車検を通すことは可能ですが、保安性の面からも法定24カ月点検は受けましょう

車検と同じタイミングで、車の使用者に義務づけられている法定24カ月定期点検整備ですが、平成6年の規制緩和により、車検合格後でも点検が実施できるようになりました。つまり、車検前に法定24カ月定期点検整備を行っていなくても後整備を申告することで車検が受けられるということです。合格後、改めて認証工場などで点検整備を実施することになります。

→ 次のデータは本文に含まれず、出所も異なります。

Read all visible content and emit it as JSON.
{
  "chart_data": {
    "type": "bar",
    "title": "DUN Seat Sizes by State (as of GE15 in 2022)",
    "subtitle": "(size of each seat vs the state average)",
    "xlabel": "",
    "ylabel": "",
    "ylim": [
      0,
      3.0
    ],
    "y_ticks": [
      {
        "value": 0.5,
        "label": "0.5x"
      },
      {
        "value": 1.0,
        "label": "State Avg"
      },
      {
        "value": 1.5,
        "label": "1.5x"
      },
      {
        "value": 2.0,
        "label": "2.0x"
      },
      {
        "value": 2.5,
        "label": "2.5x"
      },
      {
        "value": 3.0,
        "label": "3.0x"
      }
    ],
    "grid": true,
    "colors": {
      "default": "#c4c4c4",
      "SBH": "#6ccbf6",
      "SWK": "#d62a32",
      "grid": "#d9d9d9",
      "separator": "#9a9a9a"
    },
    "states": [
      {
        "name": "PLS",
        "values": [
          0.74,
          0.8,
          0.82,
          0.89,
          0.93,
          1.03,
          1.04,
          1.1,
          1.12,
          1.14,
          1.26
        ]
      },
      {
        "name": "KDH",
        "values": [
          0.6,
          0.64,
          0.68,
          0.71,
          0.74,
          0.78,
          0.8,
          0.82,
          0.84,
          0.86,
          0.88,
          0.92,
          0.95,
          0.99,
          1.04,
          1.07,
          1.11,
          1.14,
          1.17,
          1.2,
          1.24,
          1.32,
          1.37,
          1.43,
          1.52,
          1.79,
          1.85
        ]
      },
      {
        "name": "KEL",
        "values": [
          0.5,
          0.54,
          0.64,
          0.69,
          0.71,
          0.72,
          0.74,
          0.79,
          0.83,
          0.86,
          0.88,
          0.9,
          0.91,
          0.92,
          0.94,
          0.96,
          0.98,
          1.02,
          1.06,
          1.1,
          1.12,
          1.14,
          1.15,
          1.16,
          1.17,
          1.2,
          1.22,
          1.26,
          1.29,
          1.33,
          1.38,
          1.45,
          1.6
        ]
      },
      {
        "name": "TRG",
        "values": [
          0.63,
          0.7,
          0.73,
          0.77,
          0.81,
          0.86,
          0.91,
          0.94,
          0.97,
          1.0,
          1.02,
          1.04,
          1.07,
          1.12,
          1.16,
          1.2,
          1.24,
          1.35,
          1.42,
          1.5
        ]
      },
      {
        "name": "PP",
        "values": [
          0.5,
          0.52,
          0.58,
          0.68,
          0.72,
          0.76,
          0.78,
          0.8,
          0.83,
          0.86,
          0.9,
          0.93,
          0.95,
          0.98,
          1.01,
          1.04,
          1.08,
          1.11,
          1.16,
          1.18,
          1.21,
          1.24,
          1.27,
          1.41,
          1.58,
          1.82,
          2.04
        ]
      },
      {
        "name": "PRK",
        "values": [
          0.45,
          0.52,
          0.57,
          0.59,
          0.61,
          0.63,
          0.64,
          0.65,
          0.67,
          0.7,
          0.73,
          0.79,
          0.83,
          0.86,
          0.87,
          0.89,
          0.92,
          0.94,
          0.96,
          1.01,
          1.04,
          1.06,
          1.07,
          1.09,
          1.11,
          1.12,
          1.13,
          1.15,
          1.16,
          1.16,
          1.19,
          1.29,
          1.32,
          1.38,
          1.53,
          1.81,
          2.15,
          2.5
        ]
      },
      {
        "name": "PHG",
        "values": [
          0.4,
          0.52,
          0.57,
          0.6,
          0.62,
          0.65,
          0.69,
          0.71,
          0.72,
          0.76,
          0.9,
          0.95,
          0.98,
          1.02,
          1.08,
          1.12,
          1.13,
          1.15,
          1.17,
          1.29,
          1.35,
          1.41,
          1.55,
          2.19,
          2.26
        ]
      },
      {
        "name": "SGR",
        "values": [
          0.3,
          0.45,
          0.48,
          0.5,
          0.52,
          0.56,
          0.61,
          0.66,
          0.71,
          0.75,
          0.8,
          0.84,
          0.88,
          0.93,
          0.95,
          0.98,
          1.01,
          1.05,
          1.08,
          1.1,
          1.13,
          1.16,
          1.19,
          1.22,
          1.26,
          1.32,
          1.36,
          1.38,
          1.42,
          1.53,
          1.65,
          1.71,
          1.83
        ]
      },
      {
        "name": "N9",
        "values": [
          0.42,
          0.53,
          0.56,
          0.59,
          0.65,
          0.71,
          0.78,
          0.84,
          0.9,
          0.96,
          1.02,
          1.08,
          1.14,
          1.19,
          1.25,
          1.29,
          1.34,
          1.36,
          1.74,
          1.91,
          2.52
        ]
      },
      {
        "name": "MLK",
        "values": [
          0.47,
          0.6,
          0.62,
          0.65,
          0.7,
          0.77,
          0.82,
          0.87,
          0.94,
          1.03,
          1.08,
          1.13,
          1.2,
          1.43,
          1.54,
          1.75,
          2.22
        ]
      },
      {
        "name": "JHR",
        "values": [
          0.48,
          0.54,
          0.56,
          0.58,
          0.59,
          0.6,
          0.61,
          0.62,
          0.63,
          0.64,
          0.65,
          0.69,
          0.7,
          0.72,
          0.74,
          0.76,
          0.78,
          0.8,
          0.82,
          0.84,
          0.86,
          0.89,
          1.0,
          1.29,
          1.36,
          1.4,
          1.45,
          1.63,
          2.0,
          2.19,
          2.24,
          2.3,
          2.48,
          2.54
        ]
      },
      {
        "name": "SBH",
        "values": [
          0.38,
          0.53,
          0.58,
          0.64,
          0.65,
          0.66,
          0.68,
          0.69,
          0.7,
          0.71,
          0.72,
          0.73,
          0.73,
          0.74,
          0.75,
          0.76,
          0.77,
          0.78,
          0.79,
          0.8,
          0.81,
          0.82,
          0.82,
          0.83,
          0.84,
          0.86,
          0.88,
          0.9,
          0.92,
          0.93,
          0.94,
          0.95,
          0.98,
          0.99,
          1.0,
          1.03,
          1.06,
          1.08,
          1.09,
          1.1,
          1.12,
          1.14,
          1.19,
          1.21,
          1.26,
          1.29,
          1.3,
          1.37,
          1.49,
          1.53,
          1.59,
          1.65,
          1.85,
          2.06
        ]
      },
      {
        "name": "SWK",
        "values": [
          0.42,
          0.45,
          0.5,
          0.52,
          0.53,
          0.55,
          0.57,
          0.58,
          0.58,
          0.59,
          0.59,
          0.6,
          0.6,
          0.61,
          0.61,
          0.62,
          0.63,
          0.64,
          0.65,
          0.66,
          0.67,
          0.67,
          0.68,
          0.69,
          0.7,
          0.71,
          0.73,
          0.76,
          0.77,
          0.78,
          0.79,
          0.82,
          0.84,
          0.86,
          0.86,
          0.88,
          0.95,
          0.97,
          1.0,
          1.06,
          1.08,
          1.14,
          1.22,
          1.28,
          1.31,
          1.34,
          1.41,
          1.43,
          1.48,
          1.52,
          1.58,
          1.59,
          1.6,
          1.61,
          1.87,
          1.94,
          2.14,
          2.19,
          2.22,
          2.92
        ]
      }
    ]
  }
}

この場合、運輸支局から法定24カ月定期点検整備に関するアンケートハガキが届く場合がありますが、実際に点検整備を行ったかどうかの申告の必要性や、行わなかったからといって罰則があるわけではありません。なぜなら法定24カ月定期点検整備はユーザーに義務づけれられているもので、行うことが当たり前だからです。ですから、極論を言えば、前回の車検で法定24カ月点検を行っていなくても車検を受けることは可能です。

しかし、その車検にもし通ったとしても、それは「その日たまたま通った」と考えるべきでしょう。なぜなら車は何も点検整備しなければ、いつ壊れてもおかしくないものだからです。法定24カ月定期点検整備はユーザーの義務ですし、車検はあくまでも現時点で保安基準に適合しているかどうかを検査するだけです。車検後の帰宅途中にブレーキが壊れたとしても「車検は通っている」のです。保安性を考えれば、法定24カ月定期点検整備は必ず受けておくべきものなのです。